Grazie all’astensione dello stesso Fuzio e del vicepresidente del Csm David Ermini, la nomina di Marcello Viola “sarebbe fatta”, riportano i brogliacci.
Viola, sempre secondo i colloqui intercettati, era il candidato legato a Ferri, già leader di Magistratura indipendente, e per questo inviso al gruppo progressista di Area che avrebbe preferito come procuratore di Roma Francesco Lo Voi.
Le intercettazioni di Fuzio
Nel colloquio notturno del 22 maggio intercettato tramite il trojan, Fuzio e Palamara discutono anche dell’esposto del pm di Roma Stefano Fava contro i colleghi Paolo Ielo e Giuseppe Pignatone, ritenuti da Palamara la causa dei propri problemi giudiziari.
Secondo l’Anm questi colloqui rappresentano condotte «ancora più gravi in quanto riferite al titolare di un Ufficio che ha, tra le proprie prerogative, anche l’esercizio del potere disciplinare, ed è membro di diritto del Consiglio superiore della magistratura».
Ieri era poi in programma a Palazzo dei Marescialli l’udienza disciplinare nei confronti di Palamara. Dopo averlo incontrato il 22 maggio, il 18 giugno Fuzio ne aveva chiesto infatti la sospensione dallo stipendio e dalle funzioni. Tre giorni prima del plenum straordinario alla presenza del Capo dello Stato.

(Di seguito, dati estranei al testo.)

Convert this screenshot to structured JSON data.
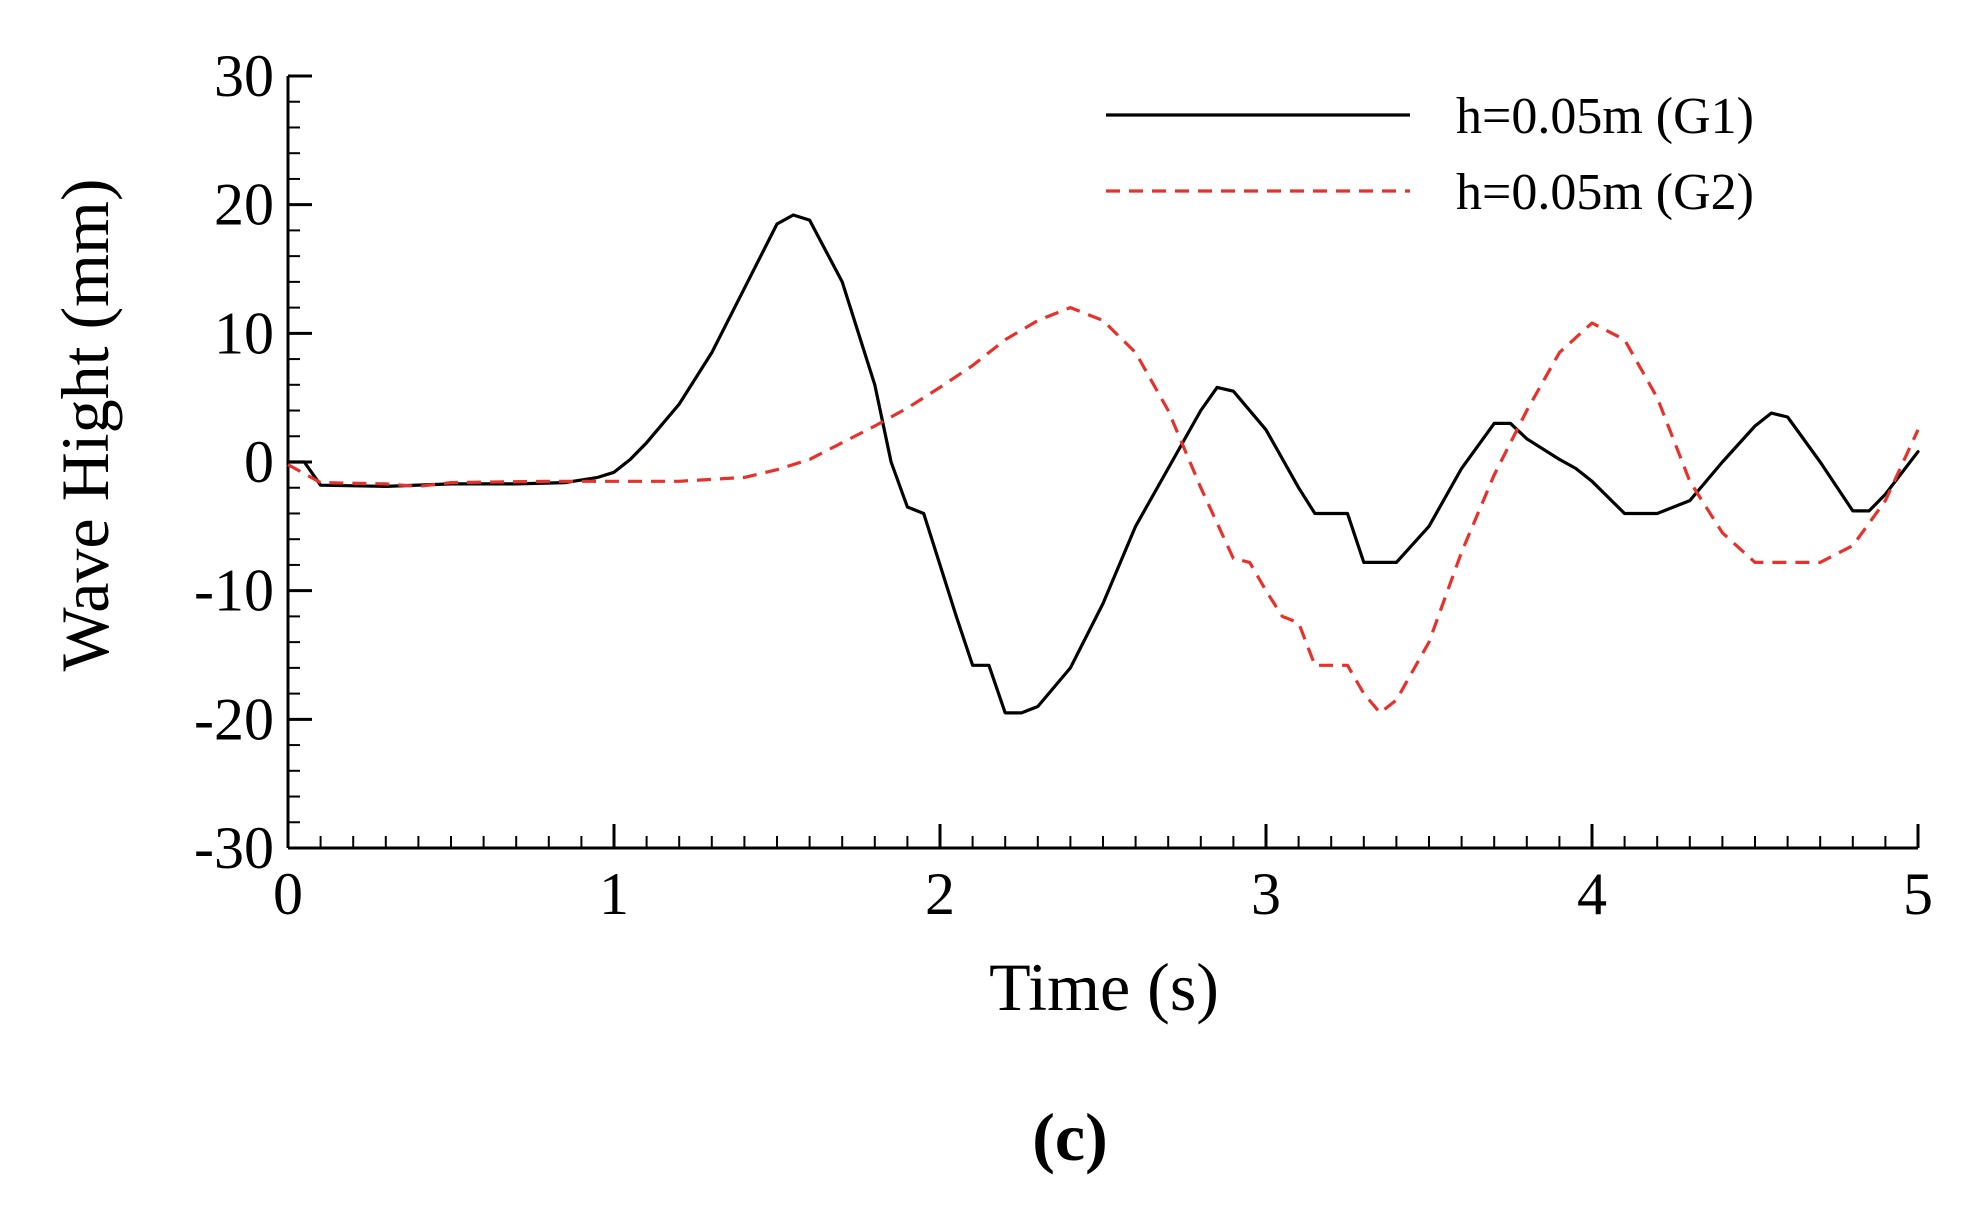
{
  "chart_data": {
    "type": "line",
    "xlabel": "Time (s)",
    "ylabel": "Wave Hight (mm)",
    "xlim": [
      0,
      5
    ],
    "ylim": [
      -30,
      30
    ],
    "xticks": [
      0,
      1,
      2,
      3,
      4,
      5
    ],
    "yticks": [
      -30,
      -20,
      -10,
      0,
      10,
      20,
      30
    ],
    "x_minor_step": 0.1,
    "y_minor_step": 2,
    "grid": false,
    "legend": "top-right",
    "panel_label": "(c)",
    "series": [
      {
        "name": "h=0.05m (G1)",
        "color": "#000000",
        "dash": "solid",
        "points": [
          [
            0,
            0
          ],
          [
            0.05,
            0
          ],
          [
            0.1,
            -1.8
          ],
          [
            0.3,
            -1.9
          ],
          [
            0.5,
            -1.7
          ],
          [
            0.7,
            -1.7
          ],
          [
            0.85,
            -1.6
          ],
          [
            0.95,
            -1.2
          ],
          [
            1.0,
            -0.8
          ],
          [
            1.05,
            0.2
          ],
          [
            1.1,
            1.5
          ],
          [
            1.2,
            4.5
          ],
          [
            1.3,
            8.5
          ],
          [
            1.4,
            13.5
          ],
          [
            1.5,
            18.5
          ],
          [
            1.55,
            19.2
          ],
          [
            1.6,
            18.8
          ],
          [
            1.7,
            14
          ],
          [
            1.8,
            6
          ],
          [
            1.85,
            0
          ],
          [
            1.9,
            -3.5
          ],
          [
            1.95,
            -4
          ],
          [
            2.0,
            -8
          ],
          [
            2.05,
            -12
          ],
          [
            2.1,
            -15.8
          ],
          [
            2.15,
            -15.8
          ],
          [
            2.2,
            -19.5
          ],
          [
            2.25,
            -19.5
          ],
          [
            2.3,
            -19
          ],
          [
            2.4,
            -16
          ],
          [
            2.5,
            -11
          ],
          [
            2.6,
            -5
          ],
          [
            2.7,
            -0.5
          ],
          [
            2.8,
            4
          ],
          [
            2.85,
            5.8
          ],
          [
            2.9,
            5.5
          ],
          [
            3.0,
            2.5
          ],
          [
            3.1,
            -2
          ],
          [
            3.15,
            -4
          ],
          [
            3.25,
            -4
          ],
          [
            3.3,
            -7.8
          ],
          [
            3.4,
            -7.8
          ],
          [
            3.5,
            -5
          ],
          [
            3.6,
            -0.5
          ],
          [
            3.7,
            3
          ],
          [
            3.75,
            3
          ],
          [
            3.8,
            1.8
          ],
          [
            3.9,
            0.2
          ],
          [
            3.95,
            -0.5
          ],
          [
            4.0,
            -1.5
          ],
          [
            4.1,
            -4
          ],
          [
            4.2,
            -4
          ],
          [
            4.3,
            -3
          ],
          [
            4.4,
            0
          ],
          [
            4.5,
            2.8
          ],
          [
            4.55,
            3.8
          ],
          [
            4.6,
            3.5
          ],
          [
            4.7,
            0
          ],
          [
            4.8,
            -3.8
          ],
          [
            4.85,
            -3.8
          ],
          [
            4.9,
            -2.5
          ],
          [
            5.0,
            0.8
          ]
        ]
      },
      {
        "name": "h=0.05m (G2)",
        "color": "#e8312a",
        "dash": "dashed",
        "points": [
          [
            0,
            -0.2
          ],
          [
            0.1,
            -1.6
          ],
          [
            0.3,
            -1.7
          ],
          [
            0.4,
            -1.9
          ],
          [
            0.5,
            -1.6
          ],
          [
            0.8,
            -1.5
          ],
          [
            1.0,
            -1.5
          ],
          [
            1.2,
            -1.5
          ],
          [
            1.4,
            -1.2
          ],
          [
            1.5,
            -0.6
          ],
          [
            1.6,
            0.2
          ],
          [
            1.7,
            1.5
          ],
          [
            1.8,
            2.8
          ],
          [
            1.9,
            4.2
          ],
          [
            2.0,
            5.8
          ],
          [
            2.1,
            7.5
          ],
          [
            2.2,
            9.5
          ],
          [
            2.3,
            11
          ],
          [
            2.4,
            12
          ],
          [
            2.5,
            11
          ],
          [
            2.6,
            8.5
          ],
          [
            2.7,
            4
          ],
          [
            2.8,
            -2
          ],
          [
            2.9,
            -7.5
          ],
          [
            2.95,
            -7.8
          ],
          [
            3.0,
            -10
          ],
          [
            3.05,
            -12
          ],
          [
            3.1,
            -12.5
          ],
          [
            3.15,
            -15.8
          ],
          [
            3.25,
            -15.8
          ],
          [
            3.3,
            -18
          ],
          [
            3.35,
            -19.5
          ],
          [
            3.4,
            -18.5
          ],
          [
            3.5,
            -14
          ],
          [
            3.6,
            -7
          ],
          [
            3.7,
            -1
          ],
          [
            3.8,
            4
          ],
          [
            3.9,
            8.5
          ],
          [
            4.0,
            10.8
          ],
          [
            4.1,
            9.5
          ],
          [
            4.2,
            5
          ],
          [
            4.3,
            -1.5
          ],
          [
            4.4,
            -5.5
          ],
          [
            4.5,
            -7.8
          ],
          [
            4.7,
            -7.8
          ],
          [
            4.8,
            -6.5
          ],
          [
            4.9,
            -3
          ],
          [
            5.0,
            2.5
          ]
        ]
      }
    ]
  }
}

Come riportato da Repubblica, l’intercettazione fra Fuzio e Palamara era nota ai consiglieri del Csm ben prima del citato plenum straordinario.
Un componente laico, secondo fonti del Csm, avrebbe fatto notare una similitudine con quanto accaduto a Luigi Spina, l’ex consigliere dimessosi perché indagato a Perugia dopo aver riferito a Palamara di contenuti sull’indagine a suo carico.
Ricusato Ardita
L’udienza di ieri dinanzi alla sezione disciplinare di Palazzo dei Marescialli è durata solo un’ora. Palamara ha ricusato, dopo Sebastiano Ardita, anche Piercamillo Davigo.
Entrambi, secondo il magistrato, si sarebbero già pronunciati in maniera dura sulla vicenda, e avrebbero a suo dire «anticipato il giudizio». La sezione, presieduta dal laico indicato dal Movimento 5 Stelle Fulvio Gigliotti, ha rinviato all’udienza del 9 luglio per la decisione.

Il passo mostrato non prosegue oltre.